GERECHTSHOF 's-HERTOGENBOSCH

Afdeling civiel recht
Uitspraak: 5 maart 2015
Zaaknummer: F 200.151.688/01
Zaaknummer eerste aanleg: C/03/184732 / FA RK 13-2211
in de zaak in hoger beroep van:
[de moeder],
wonende te [woonplaats],
appellante,
hierna te noemen: de moeder,
advocaat: mr. S.C.H. Poelman,
tegen
[de man],
wonende te [woonplaats],
verweerder,
hierna te noemen: de man,
advocaat: mr.

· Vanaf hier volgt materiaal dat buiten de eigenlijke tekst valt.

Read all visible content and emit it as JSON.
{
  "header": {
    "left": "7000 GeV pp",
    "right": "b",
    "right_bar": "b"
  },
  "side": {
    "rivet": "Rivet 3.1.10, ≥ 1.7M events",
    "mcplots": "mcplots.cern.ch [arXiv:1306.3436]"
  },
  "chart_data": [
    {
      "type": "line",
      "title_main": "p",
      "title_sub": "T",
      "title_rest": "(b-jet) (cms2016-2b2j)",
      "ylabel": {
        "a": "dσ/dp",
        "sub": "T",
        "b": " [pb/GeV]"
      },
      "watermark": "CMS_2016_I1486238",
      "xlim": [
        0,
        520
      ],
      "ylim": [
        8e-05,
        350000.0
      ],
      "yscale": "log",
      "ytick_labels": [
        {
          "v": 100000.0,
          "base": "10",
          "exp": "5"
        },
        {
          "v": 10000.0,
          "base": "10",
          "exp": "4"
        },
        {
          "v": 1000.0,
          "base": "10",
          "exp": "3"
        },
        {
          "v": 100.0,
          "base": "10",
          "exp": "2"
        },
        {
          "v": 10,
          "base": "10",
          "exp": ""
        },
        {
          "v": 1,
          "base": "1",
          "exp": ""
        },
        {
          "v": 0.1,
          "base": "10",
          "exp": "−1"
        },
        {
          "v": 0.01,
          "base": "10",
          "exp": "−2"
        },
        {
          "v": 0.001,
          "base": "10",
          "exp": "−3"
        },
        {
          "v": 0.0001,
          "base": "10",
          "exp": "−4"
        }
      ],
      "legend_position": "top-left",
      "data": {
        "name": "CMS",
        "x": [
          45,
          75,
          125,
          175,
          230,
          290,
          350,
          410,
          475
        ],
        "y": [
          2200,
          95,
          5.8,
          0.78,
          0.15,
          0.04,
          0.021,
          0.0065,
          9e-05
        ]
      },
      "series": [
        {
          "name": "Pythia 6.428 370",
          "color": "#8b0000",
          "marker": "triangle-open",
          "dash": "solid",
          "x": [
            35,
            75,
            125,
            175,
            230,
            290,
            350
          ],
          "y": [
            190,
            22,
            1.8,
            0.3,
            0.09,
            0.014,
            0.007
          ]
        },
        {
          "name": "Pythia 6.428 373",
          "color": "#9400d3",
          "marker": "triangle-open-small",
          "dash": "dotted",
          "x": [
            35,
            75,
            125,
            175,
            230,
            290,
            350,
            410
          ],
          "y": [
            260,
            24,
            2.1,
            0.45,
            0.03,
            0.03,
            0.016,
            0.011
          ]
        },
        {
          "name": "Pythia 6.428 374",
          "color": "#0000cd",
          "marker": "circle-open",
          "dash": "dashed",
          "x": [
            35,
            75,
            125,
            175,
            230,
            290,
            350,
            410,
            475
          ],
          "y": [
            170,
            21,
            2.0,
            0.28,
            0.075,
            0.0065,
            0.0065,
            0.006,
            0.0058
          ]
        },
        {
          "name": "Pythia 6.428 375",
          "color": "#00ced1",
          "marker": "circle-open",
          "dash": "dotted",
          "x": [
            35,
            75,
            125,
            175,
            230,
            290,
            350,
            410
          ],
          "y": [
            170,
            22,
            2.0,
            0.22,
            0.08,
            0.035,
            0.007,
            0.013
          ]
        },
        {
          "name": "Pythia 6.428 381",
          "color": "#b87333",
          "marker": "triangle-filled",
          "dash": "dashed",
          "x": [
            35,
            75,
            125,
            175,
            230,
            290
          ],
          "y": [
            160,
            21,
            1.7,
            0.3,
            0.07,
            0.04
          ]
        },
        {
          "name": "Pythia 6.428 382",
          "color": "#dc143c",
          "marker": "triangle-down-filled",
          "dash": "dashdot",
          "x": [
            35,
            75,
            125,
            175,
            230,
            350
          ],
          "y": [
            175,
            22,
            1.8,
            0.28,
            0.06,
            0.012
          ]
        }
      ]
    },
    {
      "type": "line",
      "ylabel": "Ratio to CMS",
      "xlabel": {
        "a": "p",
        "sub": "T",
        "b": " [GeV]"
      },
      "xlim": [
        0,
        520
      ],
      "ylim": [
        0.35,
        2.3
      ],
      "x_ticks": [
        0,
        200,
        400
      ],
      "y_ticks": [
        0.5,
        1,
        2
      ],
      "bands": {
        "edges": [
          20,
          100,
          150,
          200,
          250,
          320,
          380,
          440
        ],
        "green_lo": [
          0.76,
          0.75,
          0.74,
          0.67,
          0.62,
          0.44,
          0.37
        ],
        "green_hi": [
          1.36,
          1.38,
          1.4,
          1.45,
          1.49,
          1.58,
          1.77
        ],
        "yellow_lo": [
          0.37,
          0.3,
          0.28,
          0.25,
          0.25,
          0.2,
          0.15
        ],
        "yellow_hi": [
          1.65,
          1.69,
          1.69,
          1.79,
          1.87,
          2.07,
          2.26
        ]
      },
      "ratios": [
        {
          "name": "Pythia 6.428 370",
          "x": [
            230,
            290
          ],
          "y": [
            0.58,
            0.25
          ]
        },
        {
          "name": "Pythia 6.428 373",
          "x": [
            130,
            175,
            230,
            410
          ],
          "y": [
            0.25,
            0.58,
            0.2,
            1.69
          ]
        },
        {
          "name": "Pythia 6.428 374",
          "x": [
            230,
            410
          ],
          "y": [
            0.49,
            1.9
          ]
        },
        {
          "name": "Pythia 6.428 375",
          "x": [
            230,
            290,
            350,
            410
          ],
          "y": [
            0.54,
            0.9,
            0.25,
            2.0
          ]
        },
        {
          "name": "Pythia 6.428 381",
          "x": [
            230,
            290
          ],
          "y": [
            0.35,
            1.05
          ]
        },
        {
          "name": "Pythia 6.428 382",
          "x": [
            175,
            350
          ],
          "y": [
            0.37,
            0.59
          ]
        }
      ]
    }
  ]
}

B.M.A. Jegers.
Als bijzondere curator in de zin van artikel 1:212 van het Burgerlijk Wetboek (BW) is in de procedure gekend:
[bijzondere curator], kantoorhoudende te [kantoorplaats].

1.Het geding in eerste aanleg

Het hof verwijst naar de beschikking van de rechtbank Limburg, zittingsplaats Maastricht, van 13 november 2013 en de bestreden beschikking van 19 mei 2014.

2.Het geding in hoger beroep

2.1.
Bij beroepschrift met producties, ingekomen ter griffie op 23 juni 2014, heeft de moeder verzocht de bestreden beschikking te vernietigen en, opnieuw rechtdoende, te bepalen dat het inleidende verzoek van de man tot het verlenen van vervangende toestemming tot erkenning wordt afgewezen.
2.2.
De man heeft geen verweerschrift bij het hof ingediend.
2.3.
Bij verweerschrift, ingekomen ter griffie op 10 juli 2014, heeft de bijzondere curator
verzocht om de beschikking waarvan beroep te bekrachtigen.
2.4.
De mondelinge behandeling heeft plaatsgevonden op 20 januari 2015. Bij die gelegenheid zijn gehoord:
  • de moeder, bijgestaan door mr. Poelman;
  • de Raad voor de Kinderbescherming (hierna te noemen: de raad), vertegenwoordigd door de heer [vertegenwoordiger raad];
- de bijzondere curator.
2.4.1.
De man en zijn advocaat zijn, hoewel behoorlijk opgeroepen, niet ter zitting verschenen.
2.5.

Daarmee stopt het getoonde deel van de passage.